Tuesday, December 05, 2006


English in Scotland Cannot Prevent Independence

The article by Professor TM Devine, of the University of Edinburgh today offers an interesting angle on the possibilty of Scotland(Holyrood pictured) sailing away from 'mainland' England and Wales as the Union proceeds to break itself up. The polls that showed 52% of Scots as favouring independence has almost made this prospect an expected outcome in the medium term future. Devine offers a timely dose of realism to this nationalist euphoria. He points out that both nations have intermingled to an astonishing extent since the Union was effected in 1707. Between 1841 and 1911 a quarter of a million English moved north of the border and at the current figure of 400,000 they are the largest by far immigrant group. By the same token hundreds of thousands of Scots have moved down to join the rest of us, a fair number of them, as has been noticed, the result of being elected to Parliament and going on to occupy seats in the Cabinet.

Maybe it's the work of the sub-editor but the article seems to argue that all these folk of southern provenance will frustrate the ambitions of the narrow minded nationalists. If this is the thrust of the piece, I'm far from convinced:

i) An SNP First Minister would hold a referendum on independence one presumes. While 400K is a big chunk of 5 million people, it would not necessarily swing the decision either way.

ii) Referendums on devolution to date have entailed simple majorities- apart from the ones in the seventies which specified a 40% of voters requirement. The English contingent would not prevent a simple majority from being returned for independence.

iii) Who is to say people of English descent have not been converted to the idea of independence? I know a few English immigrants to Wales who have got weirdly entusiastic about Plaid Cymru and I'm sure there are more than a few in Scotland for whom English roots are irrelevant.

iv) The poll registered 52%, presumably including immigrants of all kinds.

Professor Devine has not convinced me the danger to the Union is any less than I thought before reading his article.

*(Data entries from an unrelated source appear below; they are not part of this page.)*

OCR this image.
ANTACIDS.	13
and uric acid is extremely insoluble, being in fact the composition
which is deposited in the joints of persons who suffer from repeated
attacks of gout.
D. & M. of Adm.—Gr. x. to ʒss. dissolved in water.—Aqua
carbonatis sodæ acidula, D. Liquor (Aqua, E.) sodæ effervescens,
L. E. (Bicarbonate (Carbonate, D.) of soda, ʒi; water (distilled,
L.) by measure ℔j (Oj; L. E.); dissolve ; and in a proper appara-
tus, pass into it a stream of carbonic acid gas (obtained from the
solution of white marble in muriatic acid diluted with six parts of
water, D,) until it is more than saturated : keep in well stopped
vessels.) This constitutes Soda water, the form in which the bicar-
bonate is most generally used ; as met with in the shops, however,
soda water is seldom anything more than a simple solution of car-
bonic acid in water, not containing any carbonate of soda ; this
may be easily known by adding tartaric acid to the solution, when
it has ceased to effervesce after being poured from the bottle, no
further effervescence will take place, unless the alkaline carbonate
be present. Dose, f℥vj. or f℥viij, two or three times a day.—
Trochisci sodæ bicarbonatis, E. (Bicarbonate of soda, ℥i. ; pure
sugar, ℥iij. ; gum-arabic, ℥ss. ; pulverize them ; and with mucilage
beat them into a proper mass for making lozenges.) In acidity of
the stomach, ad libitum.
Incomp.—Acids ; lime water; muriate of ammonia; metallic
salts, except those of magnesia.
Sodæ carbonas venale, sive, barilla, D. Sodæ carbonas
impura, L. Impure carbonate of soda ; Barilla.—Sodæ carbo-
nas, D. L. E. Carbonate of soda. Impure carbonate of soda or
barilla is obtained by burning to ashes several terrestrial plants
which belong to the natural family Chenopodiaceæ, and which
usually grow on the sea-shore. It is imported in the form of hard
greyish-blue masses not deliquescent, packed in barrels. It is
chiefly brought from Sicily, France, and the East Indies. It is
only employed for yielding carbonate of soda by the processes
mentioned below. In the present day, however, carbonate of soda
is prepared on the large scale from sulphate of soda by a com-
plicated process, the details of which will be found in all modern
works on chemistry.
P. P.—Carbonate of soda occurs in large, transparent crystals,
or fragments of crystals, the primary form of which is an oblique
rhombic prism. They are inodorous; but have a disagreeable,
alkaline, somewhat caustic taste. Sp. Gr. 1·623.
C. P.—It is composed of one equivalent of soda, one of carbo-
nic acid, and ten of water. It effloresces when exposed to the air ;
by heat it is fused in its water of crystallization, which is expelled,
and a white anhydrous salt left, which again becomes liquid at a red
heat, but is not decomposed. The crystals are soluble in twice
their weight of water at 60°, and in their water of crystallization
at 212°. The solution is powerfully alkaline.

Skipper, I'm not a constitutional expert, but are you sure it would be within the power of an SNP First Minister to decide to hold a referendum? Doesn't the Scottish Parliament have to vote for it? As for "the union in danger", I do hope so.
Well, yes, I'm sure it has to be the whole parliament, but as in the Commons, the PM is the key decision-maker. Personally, as a boder Celt, I'd not like to 'lose' Scotland and Wales from the Union.
But the difference is that the PM leads a party with an overall majority in the Commons; an SNP First Minister (should such a thing happen) would probably lead a minority administration; and the other three main parties are all unionist.